This was more of an exercise in practicing handholding and working with higher ISO than capturing exquisite insects photos.
My goal was to get sharp usable images varying the ISO and f/stop while letting the SS be where it needed to be to balance the photo.
For the fly, I manual selected an ISO of 1250, f/14, 1/800sec. For the caterpillar image I selected auto ISO, the result based on the overcast day, was an ISO of 3200. F/13 with 1/1600sec. Both images were at 105mm and handheld. Winds were gusting at approx. 8mph.
Since I do not have any type of noise reduction software, at least not for the foreseeable future, in ACR post processing I used noise reduction on the background and sharpening on both insects.
My question is; is the quality at these settings, with this amount of post processing, at an acceptable level. Ok, so I realize “acceptable” is quite objective, but I would be interested in any thoughts, comments and suggestions.
Linda, they look fine to me. It might be my old eyes, but they both look fine. I like that fly, and the high key type lighting. Very well done. Experimenting is how we can learn more, that is for sure.
Thanks, @Shirley_Freeman. I am just trying to figure out how far I can push my settings in the quest for greater detail while photographing moving objects with the equipment I currently have.
I appreciate your kind thoughts.
Hi Linda, my favorite is the caterpillar with fine sharpness and a lovely setting. I think that one turned out great. The fly looks a little soft to me but that is doing some pixel peeping on the large image. Both fine images.

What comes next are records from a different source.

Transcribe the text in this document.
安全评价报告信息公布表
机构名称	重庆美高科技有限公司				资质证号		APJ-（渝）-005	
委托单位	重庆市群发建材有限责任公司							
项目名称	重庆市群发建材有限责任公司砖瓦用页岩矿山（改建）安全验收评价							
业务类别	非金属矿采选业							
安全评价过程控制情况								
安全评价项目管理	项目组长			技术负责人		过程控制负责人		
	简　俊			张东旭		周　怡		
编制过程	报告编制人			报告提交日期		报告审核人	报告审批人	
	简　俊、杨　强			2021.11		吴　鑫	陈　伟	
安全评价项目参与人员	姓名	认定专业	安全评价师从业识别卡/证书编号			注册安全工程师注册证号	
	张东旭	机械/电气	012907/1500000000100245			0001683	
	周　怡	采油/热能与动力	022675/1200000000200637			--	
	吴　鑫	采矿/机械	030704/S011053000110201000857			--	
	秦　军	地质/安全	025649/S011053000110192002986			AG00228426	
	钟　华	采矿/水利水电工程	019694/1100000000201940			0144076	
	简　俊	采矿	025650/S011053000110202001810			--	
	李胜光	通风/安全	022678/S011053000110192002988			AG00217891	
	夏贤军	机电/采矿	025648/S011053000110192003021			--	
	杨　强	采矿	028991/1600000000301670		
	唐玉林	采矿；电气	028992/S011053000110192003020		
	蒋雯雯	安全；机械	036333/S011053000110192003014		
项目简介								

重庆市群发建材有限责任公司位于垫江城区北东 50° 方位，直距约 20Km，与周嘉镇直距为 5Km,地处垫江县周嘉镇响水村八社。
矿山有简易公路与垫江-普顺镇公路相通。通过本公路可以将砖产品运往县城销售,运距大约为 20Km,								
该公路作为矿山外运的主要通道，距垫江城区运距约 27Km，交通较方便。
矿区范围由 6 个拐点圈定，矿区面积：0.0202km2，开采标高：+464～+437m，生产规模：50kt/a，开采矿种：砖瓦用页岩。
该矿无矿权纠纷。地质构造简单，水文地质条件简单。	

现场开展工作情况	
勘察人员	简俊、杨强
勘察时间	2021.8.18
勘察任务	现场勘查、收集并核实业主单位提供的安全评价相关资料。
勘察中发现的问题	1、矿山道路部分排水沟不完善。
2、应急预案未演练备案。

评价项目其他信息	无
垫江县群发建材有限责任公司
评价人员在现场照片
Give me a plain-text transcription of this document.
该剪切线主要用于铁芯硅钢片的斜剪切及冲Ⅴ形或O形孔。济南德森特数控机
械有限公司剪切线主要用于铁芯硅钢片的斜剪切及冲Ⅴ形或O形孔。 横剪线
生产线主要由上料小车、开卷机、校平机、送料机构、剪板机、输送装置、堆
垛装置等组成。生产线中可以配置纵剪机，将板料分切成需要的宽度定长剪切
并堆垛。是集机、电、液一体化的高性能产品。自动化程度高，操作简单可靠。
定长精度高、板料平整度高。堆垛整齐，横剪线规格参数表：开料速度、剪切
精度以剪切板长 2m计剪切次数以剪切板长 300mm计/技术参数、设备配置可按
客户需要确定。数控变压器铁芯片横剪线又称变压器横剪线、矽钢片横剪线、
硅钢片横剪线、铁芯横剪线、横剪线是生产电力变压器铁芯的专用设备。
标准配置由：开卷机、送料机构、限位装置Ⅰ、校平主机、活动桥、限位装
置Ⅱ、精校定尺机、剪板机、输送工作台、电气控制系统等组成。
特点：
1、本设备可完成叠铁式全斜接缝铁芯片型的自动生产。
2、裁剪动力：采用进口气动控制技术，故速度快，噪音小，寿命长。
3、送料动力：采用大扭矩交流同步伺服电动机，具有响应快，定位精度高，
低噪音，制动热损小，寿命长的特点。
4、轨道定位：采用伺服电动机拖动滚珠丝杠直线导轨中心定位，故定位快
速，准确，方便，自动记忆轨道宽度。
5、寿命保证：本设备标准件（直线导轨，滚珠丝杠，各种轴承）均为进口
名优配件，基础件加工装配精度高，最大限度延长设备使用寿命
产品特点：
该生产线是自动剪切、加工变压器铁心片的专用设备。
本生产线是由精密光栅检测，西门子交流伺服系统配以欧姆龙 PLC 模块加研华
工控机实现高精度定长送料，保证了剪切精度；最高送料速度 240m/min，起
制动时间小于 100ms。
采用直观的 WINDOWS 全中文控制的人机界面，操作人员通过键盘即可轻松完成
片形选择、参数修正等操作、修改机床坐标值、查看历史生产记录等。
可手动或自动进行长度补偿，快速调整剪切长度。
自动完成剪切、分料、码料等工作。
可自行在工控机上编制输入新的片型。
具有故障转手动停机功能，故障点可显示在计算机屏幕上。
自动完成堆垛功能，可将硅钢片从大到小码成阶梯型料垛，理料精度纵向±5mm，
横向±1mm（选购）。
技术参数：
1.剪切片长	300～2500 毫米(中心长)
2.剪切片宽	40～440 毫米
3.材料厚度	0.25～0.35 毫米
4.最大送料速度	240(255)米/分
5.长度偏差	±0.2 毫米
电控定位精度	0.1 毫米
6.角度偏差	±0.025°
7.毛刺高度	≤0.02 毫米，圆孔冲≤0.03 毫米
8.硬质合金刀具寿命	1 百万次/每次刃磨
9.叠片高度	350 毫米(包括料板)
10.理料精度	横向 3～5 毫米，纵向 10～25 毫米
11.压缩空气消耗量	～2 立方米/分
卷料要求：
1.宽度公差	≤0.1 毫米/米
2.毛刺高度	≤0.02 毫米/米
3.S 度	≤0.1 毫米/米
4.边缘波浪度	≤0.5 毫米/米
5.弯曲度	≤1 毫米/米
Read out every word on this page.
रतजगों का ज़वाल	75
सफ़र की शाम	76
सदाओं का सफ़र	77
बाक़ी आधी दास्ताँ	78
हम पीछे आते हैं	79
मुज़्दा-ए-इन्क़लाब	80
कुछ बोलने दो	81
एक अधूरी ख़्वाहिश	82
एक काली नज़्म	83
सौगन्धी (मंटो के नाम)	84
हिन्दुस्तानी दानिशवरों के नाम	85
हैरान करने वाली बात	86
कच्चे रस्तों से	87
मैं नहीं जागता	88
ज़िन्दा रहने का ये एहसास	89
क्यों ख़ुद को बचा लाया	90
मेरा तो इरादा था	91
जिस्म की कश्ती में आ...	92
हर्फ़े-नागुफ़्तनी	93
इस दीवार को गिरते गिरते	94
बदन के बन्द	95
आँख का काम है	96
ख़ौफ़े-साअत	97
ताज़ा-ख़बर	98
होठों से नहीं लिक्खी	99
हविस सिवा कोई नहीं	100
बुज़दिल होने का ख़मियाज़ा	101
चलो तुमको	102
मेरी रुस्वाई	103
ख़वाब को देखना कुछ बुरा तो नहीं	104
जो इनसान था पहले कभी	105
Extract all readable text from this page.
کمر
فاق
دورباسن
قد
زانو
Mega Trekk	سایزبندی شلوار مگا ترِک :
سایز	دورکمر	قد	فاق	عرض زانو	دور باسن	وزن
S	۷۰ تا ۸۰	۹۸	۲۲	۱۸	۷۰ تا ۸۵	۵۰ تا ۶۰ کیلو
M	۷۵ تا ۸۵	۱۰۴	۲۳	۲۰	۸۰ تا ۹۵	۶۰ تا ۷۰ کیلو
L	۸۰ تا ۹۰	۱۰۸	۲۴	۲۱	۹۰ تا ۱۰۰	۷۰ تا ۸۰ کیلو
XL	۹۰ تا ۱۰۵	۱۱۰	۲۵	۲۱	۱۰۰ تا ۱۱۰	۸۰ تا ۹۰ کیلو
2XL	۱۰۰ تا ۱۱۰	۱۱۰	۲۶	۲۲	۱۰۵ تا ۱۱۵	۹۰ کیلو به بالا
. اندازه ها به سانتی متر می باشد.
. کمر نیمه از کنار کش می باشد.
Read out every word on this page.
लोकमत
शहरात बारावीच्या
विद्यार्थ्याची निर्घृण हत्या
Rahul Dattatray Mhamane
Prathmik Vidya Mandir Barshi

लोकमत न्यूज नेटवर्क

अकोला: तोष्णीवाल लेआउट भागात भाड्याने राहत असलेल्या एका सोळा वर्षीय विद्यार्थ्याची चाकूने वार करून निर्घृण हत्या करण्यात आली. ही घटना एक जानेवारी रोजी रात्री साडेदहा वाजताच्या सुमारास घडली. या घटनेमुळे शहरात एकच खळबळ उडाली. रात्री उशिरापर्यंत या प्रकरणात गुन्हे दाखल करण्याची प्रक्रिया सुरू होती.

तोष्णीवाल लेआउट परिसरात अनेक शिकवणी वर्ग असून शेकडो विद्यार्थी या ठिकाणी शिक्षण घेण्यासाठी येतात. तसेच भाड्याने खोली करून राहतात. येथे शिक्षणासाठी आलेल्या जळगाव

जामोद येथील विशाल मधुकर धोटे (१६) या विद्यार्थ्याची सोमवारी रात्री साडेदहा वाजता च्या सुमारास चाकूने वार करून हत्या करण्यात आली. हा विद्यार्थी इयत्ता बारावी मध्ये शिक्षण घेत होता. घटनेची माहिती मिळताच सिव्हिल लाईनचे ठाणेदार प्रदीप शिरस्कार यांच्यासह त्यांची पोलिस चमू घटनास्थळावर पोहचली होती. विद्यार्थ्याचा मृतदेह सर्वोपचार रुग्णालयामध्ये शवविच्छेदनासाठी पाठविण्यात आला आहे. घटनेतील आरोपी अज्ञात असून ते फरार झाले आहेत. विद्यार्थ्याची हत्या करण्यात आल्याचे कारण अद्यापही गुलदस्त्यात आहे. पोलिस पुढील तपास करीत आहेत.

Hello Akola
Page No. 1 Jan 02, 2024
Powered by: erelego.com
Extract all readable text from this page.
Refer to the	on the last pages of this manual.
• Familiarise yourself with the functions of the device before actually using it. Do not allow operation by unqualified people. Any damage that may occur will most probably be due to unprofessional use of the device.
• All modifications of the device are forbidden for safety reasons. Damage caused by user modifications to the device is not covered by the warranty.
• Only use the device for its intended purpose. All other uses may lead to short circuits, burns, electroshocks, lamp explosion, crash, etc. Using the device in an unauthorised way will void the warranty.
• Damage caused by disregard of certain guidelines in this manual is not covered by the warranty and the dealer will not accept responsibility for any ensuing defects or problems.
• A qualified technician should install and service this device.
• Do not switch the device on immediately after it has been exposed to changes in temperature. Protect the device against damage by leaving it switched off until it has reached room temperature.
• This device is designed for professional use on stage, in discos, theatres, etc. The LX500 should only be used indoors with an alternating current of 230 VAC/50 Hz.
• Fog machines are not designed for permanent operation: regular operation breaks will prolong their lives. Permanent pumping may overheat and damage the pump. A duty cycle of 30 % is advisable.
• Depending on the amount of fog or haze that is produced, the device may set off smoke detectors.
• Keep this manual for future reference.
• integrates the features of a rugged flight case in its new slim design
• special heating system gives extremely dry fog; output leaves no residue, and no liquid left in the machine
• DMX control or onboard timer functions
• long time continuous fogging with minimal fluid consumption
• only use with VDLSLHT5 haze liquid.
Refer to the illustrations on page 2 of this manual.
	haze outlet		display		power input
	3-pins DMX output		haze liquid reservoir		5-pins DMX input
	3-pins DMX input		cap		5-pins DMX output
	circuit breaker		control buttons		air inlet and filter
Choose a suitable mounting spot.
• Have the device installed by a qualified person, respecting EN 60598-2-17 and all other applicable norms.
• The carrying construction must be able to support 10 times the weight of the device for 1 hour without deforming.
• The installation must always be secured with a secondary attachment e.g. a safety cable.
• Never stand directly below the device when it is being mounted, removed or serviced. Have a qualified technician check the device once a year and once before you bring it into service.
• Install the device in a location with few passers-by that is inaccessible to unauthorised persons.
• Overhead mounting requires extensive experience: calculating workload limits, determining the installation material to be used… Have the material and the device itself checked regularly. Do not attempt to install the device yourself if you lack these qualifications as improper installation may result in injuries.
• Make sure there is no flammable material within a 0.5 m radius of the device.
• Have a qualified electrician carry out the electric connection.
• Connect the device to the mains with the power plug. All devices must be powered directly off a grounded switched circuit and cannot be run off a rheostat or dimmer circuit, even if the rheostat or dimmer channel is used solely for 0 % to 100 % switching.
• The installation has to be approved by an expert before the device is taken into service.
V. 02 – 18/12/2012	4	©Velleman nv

Seems to be caterpillar season! This one is quite a fright, which I guess is how they survive! Lovely captures with the detail and noise looking very good. The fly looks fine to me – sort of a gossamer look, which fits it.
Thanks, Diane. Yes, this little (about an inch or so) was quite spikey. I can’t find it identified in any of my references, even asked iNaturalist and they are researching it. I appreciate your thoughts and comments.
I agree with Allen about the 2. You got very good sharpness with no noise for the caterpillar - you seem to be at ease with the macro lens already, Linda. The fly looks to me just a wee bit out of focus, so put out some more butter! I love the colour contrasts though.
Thanks, @Mike_Friel. I should have mentioned, the butter is actually a piece of an orange slice I had put out to attract the Scotts Orioles that have been around for the past few weeks. I had read the Orioles liked fruit/oranges, but these guys were having nothing to do with it.
The caterpillar is a lot better than the fly. The fly’s integument has small sensory pores and hairs which are lost in the image. The caterpillar is nice and sharp and there’s a few noise reduction artifacts present. The image quality is quite good on the caterpillar photo…Jim
Nice images Linda, The caterpillar came out very nice, the fly is a little bright. I some times I tend to take out a camera to just experiment. I do not see any noise really so this seem to work. I tried to sharpen the fly with ACR. There is a trick in the detail section of Lightroom and I wanted to see if the ACR had it.
Expand the Detail section. Sharpening can be done (2 top sliders) paying attention to what is being sharpen only. Then hold the Alt (Option on Mac) down and slide the masking bar to the right. Keep going until everything you do not want affected by the sharpening is black. Then let go of the Alt. You may have known this already but I wanted to say something just in case.
Thanks, Dean. I have just recently been experimenting in ACR with the Optic and Geometry tools and realized they would expand. It neve occurred to me to try the sharpening tool also . . duh! The answer to your statement is, no I didn’t know that I could also do this with the sharpening tool. Thank you for pointing out the incredibly obvious. Appreciate you taking the time to explain this to me.